Bitcoin’s priceshot up on Friday on the news that Chinese President Xi Jinping had issued a ringing endorsement of blockchain technology. But how is China using blockchain technology now, and what are the country’s plans for the future of blockchain and cryptocurrencies?
Facebook hopes to launch the Libra stablecoin some time next year, and the social media giant has positioned the project as a way to provide broader access to financial services to people around the world. The current plan is for Libra to be backed by several fiat currencies, though the Chinese yuan is not one of them.
A division of the People’s Bank of China—known as the Digital Currency Research Institute (DCRI)—is in charge of pushing China’s plans for a national digital currency forward. Just weeks ago, the organization announced that it is seeking to hire tech experts to boost its digital currency efforts.
China has made it clear that it’s worried about Libra, yet some Chinese government officials seem rather open, even downright complementary, of Facebook’s endeavor.

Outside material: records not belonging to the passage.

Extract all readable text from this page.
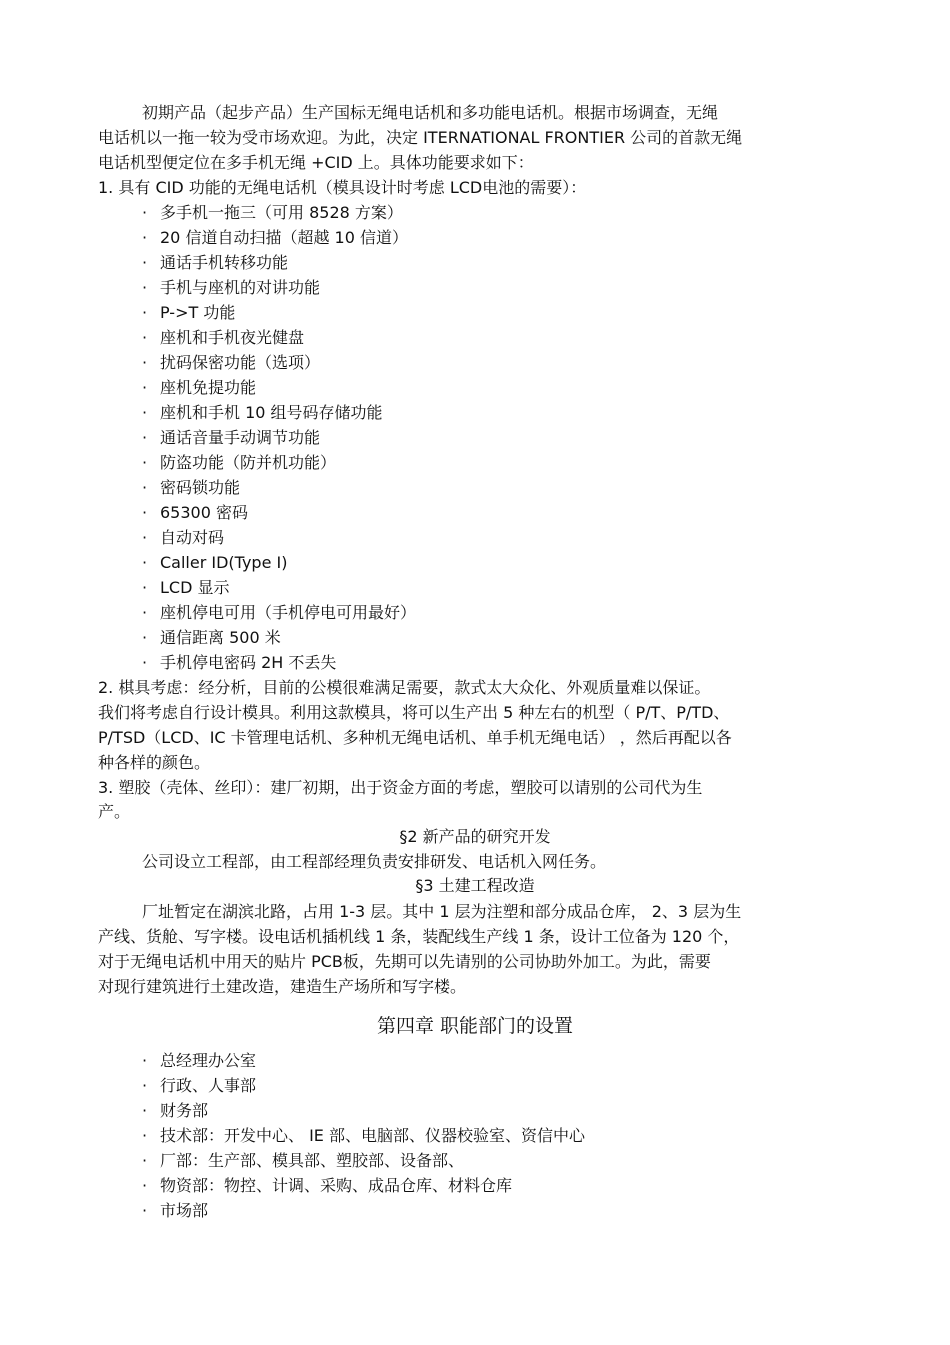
初期产品（起步产品）生产国标无绳电话机和多功能电话机。根据市场调查，无绳
电话机以一拖一较为受市场欢迎。为此，决定 ITERNATIONAL FRONTIER 公司的首款无绳
电话机型便定位在多手机无绳 +CID 上。具体功能要求如下：
1. 具有 CID 功能的无绳电话机（模具设计时考虑 LCD电池的需要）：
· 多手机一拖三（可用 8528 方案）
· 20 信道自动扫描（超越 10 信道）
· 通话手机转移功能
· 手机与座机的对讲功能
· P->T 功能
· 座机和手机夜光健盘
· 扰码保密功能（选项）
· 座机免提功能
· 座机和手机 10 组号码存储功能
· 通话音量手动调节功能
· 防盗功能（防并机功能）
· 密码锁功能
· 65300 密码
· 自动对码
· Caller ID(Type I)
· LCD 显示
· 座机停电可用（手机停电可用最好）
· 通信距离 500 米
· 手机停电密码 2H 不丢失
2. 棋具考虑：经分析，目前的公模很难满足需要，款式太大众化、外观质量难以保证。
我们将考虑自行设计模具。利用这款模具，将可以生产出 5 种左右的机型（ P/T、P/TD、
P/TSD（LCD、IC 卡管理电话机、多种机无绳电话机、单手机无绳电话） ，然后再配以各
种各样的颜色。
3. 塑胶（壳体、丝印）：建厂初期，出于资金方面的考虑，塑胶可以请别的公司代为生
产。
§2 新产品的研究开发
公司设立工程部，由工程部经理负责安排研发、电话机入网任务。
§3 土建工程改造
厂址暂定在湖滨北路，占用 1-3 层。其中 1 层为注塑和部分成品仓库， 2、3 层为生
产线、货舱、写字楼。设电话机插机线 1 条，装配线生产线 1 条，设计工位备为 120 个，
对于无绳电话机中用天的贴片 PCB板，先期可以先请别的公司协助外加工。为此，需要
对现行建筑进行土建改造，建造生产场所和写字楼。
第四章 职能部门的设置
· 总经理办公室
· 行政、人事部
· 财务部
· 技术部：开发中心、 IE 部、电脑部、仪器校验室、资信中心
· 厂部：生产部、模具部、塑胶部、设备部、
· 物资部：物控、计调、采购、成品仓库、材料仓库
· 市场部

During September’s Shanghai Wanxiang Blockchain Conference, a state-backed blockchain event, Li Lihui, head of the Blockchain Research Working Group at the National Internet Finance Association of China, said Libra “will become a trusted organization that issues digital currency,” should it receive the necessary regulatory approvals.
While China has a mixed relationship with digital assets, it’s clear that some within its government see things in Libra that they like, or at the very least respect. The same can likely be said of China’s attitude toward other digital assets, such as Bitcoin.
China, for example, has taken a tough stance against foreign cryptocurrency exchanges, but a recent court case in China’s “Internet Courts” saw Bitcoin recognized as having the same legal status as physical assets. The court ruled that Bitcoin has “value, scarcity and disposability,” and deserves protection from “Chinese property laws.” Digital assets and their utility are definitely on China’s blockchain radar.
In fact, some Chinese institutions—such as the China Merchants Bank—are looking to release their very own decentralized finance (DeFi) applications. As one of China’s biggest banks, the Merchant Bank houses over $1 trillion in assets and brought in more than $30 billion in 2018 alone.
China Merchants Bank announced earlier this month that is has partnered with blockchain network Nevos to provide dapps to customers that offer financial services, though Nevos has yet to provide further details.
China is also home to the world’s top Bitcoin mining company, Bitmain, which last week bested all other crypto startups on this year’s “Global Unicorn List.” The list, authored by the Shanghai-based Hurun Report, analyzed tech startups with a valuation of more than $1 billion, but that are unlisted on stock exchanges, with no private equity investment and less than 10 years old.
All in all, 11 blockchain companies made the list, but Bitmain, with a valuation of approximately $12 billion, topped them all, once again highlighting the importance of Bitcoin mining in China.
Bitcoin mining a no-no?
It’s more than a little curious, then, that China is currently considering implementing a ban on cryptocurrency mining within its borders.
The ban, if implemented, would allow Chinese authorities to “raise electricity prices for relevant businesses to force them to close,” according to the South China Morning Post. The ban could drive mining operations “underground,” force them to set up shop in surrounding nations, or completely shut down, which some industry observers argue could negatively impact the Bitcoin network.
So while China’s president touts the wonders of blockchain, it’s worth noting that the government is simultaneously considering regulations that could adversely affect the crypto industry broadly.
Mass surveillance and smart cities
Worse still is the potential for blockchain technology to be used to bolster the Chinese government’s surveillance state.
Some have even suggested that China’s planned state-backed digital currency is nothing more than a cynical ploy to more closely monitor its citizens’ financial activities.
Add to that the fact that one of China’s largest automakers—Wianxiang—recently sank nearly $30 billion into a new blockchain startup that’s seeking to build a blockchain-powered “smart city” which can track residents’ data.
“Wanxiang City,” is set to become China’s “largest, most interconnected, blockchain-powered smart city,” according to an announcement from the automaker last July. The company’s tech is meant to “track, transfer, and secure critical data such as resident identification cards and smart devices.”
Libra co-founder David Marcus has repeatedly warned that if U.S. lawmakers don’t hurry up and make up their minds on blockchain and cryptocurrency regulations, China will lead the way and get there first.
Those fears may not be unfounded.
As it stands, roughly 74 percent of Bitcoin nodes are Chinese, while about 225 blockchain patents have also been filed in China. And last year, the Cyberspace Administration of China administered new regulatory guidelines that will require all blockchain and crypto-based businesses to register with the government and pass along data regarding their customers.
This includes non-Chinese citizens that utilize the services of these companies, so it doesn’t matter where you’re located. If you hold crypto in a Chinese exchange, for example, your data will probably be examined by Chinese state authorities.
So while China indeed seems to have some big plans for blockchain, not all of those plans are the sort most crypto users will cheer.